Whether a school does or does not accept such terms in an IEP, it is essential that parents as much as possible document in the IEP or through private evaluations shared with the school the different manifestations of their child’s disability. Outbursts caused by frustration, extremely impulsivity, poor social judgment that leads children to manipulation by peers-- all these behaviors need to be documented. Thus, if a child’s behavior results in a manifestation determination review, it will be easier to prove that the behavior is related to the disability, which should ideally result in a stronger IEP, that will better meet the needs of the child. If the parents are unable to provide this documentation, the child may be subject to the same discipline and consequences afforded to children without disabilities, including expulsion or placements in alternative schools. Time and time again, the outcome of these unhappy events hinges upon whether or not it can be proved that the behavior is substantially related to the student's disability.
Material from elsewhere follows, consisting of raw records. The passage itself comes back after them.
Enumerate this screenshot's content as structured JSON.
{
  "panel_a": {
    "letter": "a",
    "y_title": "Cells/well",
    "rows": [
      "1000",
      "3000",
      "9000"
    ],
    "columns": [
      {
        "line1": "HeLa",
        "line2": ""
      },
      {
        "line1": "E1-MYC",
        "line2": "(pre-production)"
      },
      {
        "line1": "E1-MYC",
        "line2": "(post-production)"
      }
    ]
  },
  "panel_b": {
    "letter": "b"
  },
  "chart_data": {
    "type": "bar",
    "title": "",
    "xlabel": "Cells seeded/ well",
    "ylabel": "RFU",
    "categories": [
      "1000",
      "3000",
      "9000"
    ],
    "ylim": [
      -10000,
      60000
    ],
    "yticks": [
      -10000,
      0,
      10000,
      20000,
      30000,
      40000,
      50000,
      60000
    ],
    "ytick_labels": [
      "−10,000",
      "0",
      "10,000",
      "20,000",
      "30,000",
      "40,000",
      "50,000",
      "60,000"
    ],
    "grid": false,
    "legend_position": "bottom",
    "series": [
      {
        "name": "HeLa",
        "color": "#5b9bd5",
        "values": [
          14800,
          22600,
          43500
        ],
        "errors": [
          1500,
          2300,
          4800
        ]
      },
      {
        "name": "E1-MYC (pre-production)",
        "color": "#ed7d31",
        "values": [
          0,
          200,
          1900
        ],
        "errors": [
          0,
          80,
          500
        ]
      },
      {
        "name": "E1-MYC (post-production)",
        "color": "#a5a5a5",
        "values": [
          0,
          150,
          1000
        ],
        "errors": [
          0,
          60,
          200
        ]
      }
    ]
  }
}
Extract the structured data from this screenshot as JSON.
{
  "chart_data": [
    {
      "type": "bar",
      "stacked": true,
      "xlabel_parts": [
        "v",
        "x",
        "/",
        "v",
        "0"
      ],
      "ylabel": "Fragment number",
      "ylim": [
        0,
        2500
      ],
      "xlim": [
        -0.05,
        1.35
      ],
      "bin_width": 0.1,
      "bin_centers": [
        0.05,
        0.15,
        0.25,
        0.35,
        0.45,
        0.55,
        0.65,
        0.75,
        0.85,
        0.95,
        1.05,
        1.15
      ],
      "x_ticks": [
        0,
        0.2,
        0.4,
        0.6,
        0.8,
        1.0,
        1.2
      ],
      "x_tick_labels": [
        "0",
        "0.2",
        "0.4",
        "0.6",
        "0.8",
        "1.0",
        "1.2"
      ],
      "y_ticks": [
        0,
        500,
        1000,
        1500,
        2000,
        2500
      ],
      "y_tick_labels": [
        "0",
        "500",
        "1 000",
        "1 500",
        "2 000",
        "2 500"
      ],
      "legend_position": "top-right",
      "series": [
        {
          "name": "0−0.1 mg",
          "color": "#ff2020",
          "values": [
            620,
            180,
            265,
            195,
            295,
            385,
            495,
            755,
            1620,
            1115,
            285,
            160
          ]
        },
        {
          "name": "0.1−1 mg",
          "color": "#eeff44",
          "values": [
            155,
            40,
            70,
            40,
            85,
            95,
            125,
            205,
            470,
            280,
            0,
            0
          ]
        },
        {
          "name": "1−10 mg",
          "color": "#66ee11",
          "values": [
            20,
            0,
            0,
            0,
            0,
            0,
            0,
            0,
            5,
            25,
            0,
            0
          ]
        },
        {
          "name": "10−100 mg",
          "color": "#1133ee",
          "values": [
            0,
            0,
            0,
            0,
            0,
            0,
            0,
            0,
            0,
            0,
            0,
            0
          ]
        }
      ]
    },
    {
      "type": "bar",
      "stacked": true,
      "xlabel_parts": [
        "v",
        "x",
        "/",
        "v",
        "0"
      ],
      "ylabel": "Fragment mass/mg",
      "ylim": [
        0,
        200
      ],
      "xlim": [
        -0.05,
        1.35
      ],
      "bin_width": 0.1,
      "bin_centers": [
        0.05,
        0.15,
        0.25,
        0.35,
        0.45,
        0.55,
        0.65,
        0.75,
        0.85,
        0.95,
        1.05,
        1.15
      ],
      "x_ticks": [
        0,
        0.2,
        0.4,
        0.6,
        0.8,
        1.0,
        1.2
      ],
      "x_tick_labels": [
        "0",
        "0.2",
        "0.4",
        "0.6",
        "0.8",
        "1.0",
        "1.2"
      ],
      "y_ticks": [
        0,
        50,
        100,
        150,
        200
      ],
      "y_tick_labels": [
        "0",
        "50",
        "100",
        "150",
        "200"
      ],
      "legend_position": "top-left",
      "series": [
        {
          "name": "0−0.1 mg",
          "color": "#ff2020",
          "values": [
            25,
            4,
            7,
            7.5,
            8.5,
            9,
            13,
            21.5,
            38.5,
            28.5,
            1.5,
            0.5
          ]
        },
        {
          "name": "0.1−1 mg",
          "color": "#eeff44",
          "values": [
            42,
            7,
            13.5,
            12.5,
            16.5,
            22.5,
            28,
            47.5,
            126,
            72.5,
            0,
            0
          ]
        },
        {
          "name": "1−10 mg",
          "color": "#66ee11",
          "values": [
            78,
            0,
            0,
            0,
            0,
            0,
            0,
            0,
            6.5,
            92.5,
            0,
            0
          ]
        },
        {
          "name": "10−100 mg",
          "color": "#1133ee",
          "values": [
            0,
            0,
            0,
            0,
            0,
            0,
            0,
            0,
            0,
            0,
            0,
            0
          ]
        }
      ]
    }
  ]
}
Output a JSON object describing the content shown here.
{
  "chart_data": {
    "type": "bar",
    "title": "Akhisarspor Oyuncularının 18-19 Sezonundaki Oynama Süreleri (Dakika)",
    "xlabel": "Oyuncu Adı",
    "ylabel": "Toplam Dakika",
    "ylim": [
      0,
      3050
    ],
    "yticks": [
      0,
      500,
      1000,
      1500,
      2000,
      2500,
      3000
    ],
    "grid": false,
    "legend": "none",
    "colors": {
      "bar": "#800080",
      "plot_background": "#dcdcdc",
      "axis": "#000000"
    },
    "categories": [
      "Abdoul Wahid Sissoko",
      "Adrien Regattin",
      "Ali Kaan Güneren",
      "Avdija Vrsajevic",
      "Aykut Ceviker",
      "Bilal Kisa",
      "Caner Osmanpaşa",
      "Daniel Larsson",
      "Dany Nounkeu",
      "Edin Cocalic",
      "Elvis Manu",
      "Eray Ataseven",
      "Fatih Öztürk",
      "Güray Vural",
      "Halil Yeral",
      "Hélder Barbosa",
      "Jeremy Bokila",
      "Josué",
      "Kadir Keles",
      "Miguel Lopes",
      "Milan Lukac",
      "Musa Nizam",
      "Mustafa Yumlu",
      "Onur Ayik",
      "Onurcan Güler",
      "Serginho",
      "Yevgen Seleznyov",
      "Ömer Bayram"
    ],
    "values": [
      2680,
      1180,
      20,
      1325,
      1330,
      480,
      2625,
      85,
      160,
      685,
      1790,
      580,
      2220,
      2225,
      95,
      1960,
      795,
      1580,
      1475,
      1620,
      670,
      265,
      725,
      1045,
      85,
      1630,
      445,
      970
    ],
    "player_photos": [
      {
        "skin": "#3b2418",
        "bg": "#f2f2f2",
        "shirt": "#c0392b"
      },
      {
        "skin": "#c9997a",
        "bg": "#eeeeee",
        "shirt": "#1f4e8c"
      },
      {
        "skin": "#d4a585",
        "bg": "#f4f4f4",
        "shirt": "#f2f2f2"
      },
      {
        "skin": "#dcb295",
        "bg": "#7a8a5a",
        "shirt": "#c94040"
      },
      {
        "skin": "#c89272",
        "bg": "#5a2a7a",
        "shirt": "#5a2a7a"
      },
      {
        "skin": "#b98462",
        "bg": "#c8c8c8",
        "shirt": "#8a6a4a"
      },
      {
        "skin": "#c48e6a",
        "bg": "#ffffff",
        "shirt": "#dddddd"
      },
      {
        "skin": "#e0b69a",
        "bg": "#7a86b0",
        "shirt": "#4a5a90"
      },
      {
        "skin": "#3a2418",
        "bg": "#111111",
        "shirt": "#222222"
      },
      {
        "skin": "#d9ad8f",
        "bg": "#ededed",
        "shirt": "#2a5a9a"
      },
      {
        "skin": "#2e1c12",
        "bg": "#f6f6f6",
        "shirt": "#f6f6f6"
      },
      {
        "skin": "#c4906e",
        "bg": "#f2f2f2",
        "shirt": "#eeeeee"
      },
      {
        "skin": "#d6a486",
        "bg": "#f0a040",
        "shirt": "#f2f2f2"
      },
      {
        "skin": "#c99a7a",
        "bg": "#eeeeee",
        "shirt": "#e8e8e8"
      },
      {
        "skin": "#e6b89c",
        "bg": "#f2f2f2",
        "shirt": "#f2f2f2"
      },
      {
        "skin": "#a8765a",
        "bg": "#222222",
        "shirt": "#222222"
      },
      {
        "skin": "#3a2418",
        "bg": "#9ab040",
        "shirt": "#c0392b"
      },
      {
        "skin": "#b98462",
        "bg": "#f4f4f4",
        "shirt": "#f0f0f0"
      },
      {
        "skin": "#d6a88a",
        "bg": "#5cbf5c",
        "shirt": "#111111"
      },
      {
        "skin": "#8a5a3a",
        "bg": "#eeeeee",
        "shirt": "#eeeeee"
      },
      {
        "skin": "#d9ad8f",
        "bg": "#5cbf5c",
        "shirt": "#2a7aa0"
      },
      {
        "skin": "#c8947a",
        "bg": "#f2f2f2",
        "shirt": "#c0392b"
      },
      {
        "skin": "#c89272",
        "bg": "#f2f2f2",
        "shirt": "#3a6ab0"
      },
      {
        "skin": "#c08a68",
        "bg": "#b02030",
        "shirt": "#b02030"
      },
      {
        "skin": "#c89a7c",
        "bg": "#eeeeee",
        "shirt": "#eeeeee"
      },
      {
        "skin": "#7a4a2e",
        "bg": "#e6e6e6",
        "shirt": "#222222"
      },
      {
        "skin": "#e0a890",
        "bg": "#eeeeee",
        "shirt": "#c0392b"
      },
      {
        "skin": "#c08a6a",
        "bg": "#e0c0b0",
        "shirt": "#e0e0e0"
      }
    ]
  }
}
These answers are not always what parents want to hear. Their children have been treated unfairly, and many of the children have been traumatized by the events that precipitated the parent’s call to me. Often the parent has also been traumatized. It is yet another example of the unfairness to which many of our children are subjected, leaving us (and them) vulnerable. We simply want to protect our children. As a special education attorney, I urge parents to consider that one of the best ways to protect their children is through the development of the strongest IEP possible including an IEP version of Miranda warnings and call home when real trouble arises.